The physics constraints inequalities can be written in the matrix form below.

$$ A_{ineq} = \begin{bmatrix} 1 & 0 & -\mu \\ -1 & 0 & -\mu \\ 0 & 1 & -\mu \\ 0 & -1 & -\mu \\ 0 & 0 & 1 \\ 0 & 0 & -1 \end{bmatrix} B_{ineq} = \begin{bmatrix} 0 \\ 0 \\ 0 \\ 0 \\ 100 \\ -10 \end{bmatrix} $$$$ \begin{equation} A_{ineq} \begin{bmatrix} F_{x} \\ F_{y} \\ F_{z} \\ \end{bmatrix} = B_{ineq} \end{equation} $$

For $quadprog$ in MATLAB, if $A_{ineq}$ and $B_{ineq}$ are passed in, the expected relationship is $A_{ineq}X \leq B_{ineq}$. For 3 timesteps, $X$ is reiterated below, with each $u[k+i]$ being a vector of $F_{x}$, $F_{y}$, $F_{z}$ for each foot, which is why the dimension is $12 \times 1$.

$$ X = \begin{bmatrix} x[k+1]_{13 \times 1} \\ x[k+2]_{13 \times 1} \\ x[k+3]_{13 \times 1} \\ u[k]_{12 \times 1} \\ u[k+1]_{12 \times 1} \\ u[k+2]_{12 \times 1} \\ \end{bmatrix} $$

To ensure $quadprog$ optimizes the control inputs ($u$) in $X$ with the physics constraints $A_{ineq}$ and $B_{ineq}$ need to be updated for each leg, then to each timestep.

The matrices for four legs are:

$$ A_q = \begin{bmatrix} A_{ineq} & 0 & 0 & 0 \\ 0 & A_{ineq} & 0 & 0 \\ 0 & 0 & A_{ineq} & 0 \\ 0 & 0 & 0 & A_{ineq} \end{bmatrix} $$$$ B_q = \begin{bmatrix} B_{ineq} \\ B_{ineq} \\ B_{ineq} \\ B_{ineq} \\ \end{bmatrix} $$

The final matrices for the four legs applied for each of the N = 3 timesteps results in the $A_{qp}$ and $B_{qp}$ shown below.

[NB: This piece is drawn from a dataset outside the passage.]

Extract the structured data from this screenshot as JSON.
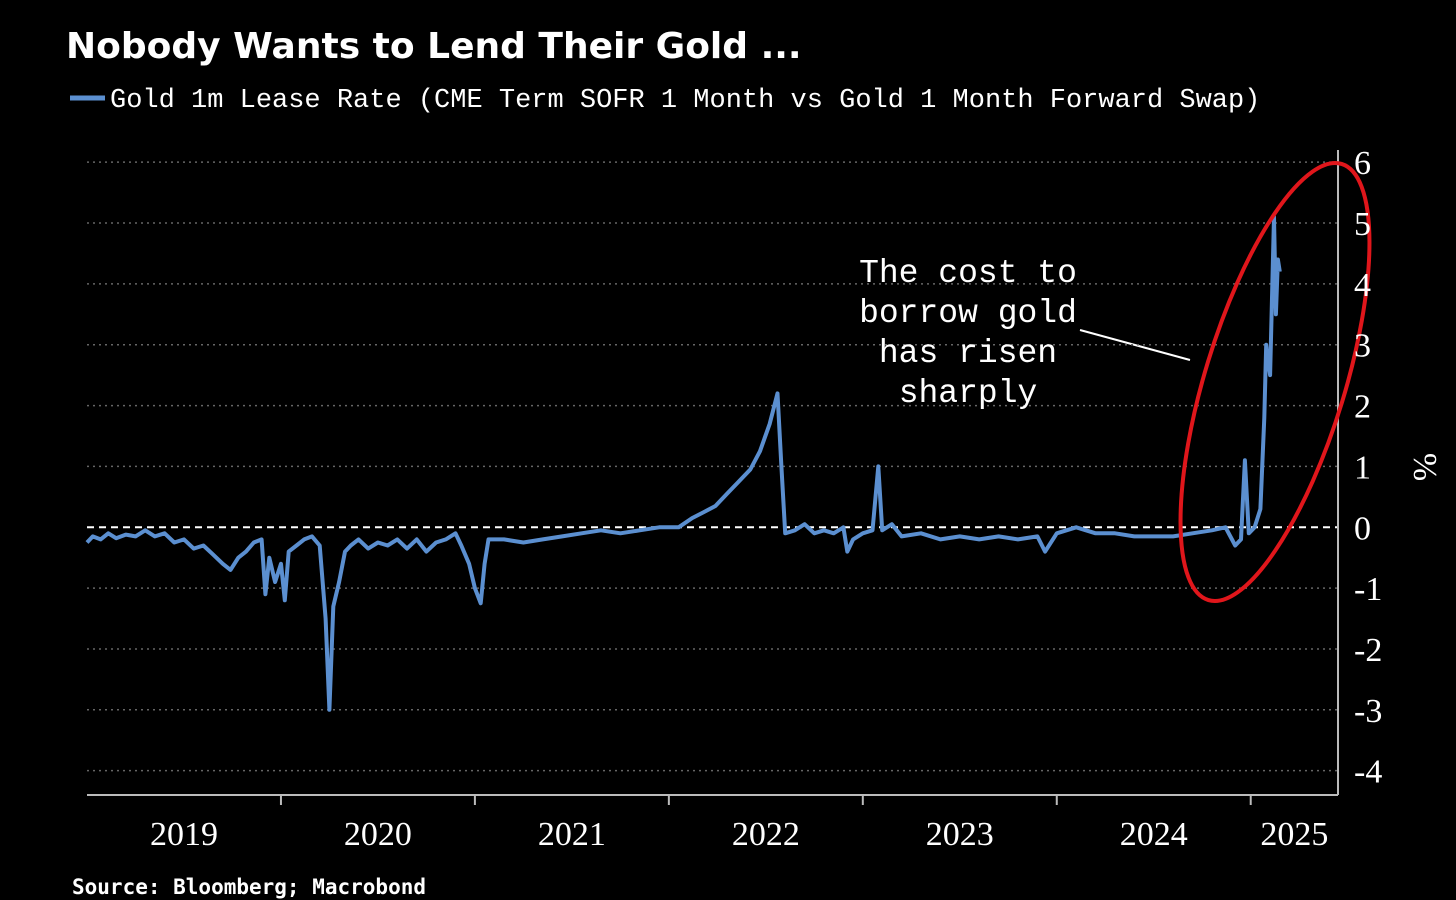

$$ A_{qp} = \begin{bmatrix} 0_{24 \times 13 \text{N}} & A_q & 0 & 0 \\ 0_{24 \times 13 \text{N}} & 0 & A_q & 0 \\ 0_{24 \times 13 \text{N}} & 0 & 0 & A_q \end{bmatrix} $$$$ B_{qp} = \begin{bmatrix} B_q \\ B_q \\ B_q \end{bmatrix} $$

Finally, with $H$, $f$, $A_{eq}$, $B_{eq}$, $A_{qp}$, $B_{qp}$ now calculated, we can pass them into the $quadprog$ in MATLAB and get an optimized $X$. The 12 inputs at $u[k]$ after 39 (13N) rows in an optimized $X$, are the ideal control inputs to apply. The 12 inputs are made up of 3 control inputs/forces for each of the 4 legs. The forces for each leg are finally converted to motor torques using equation 5.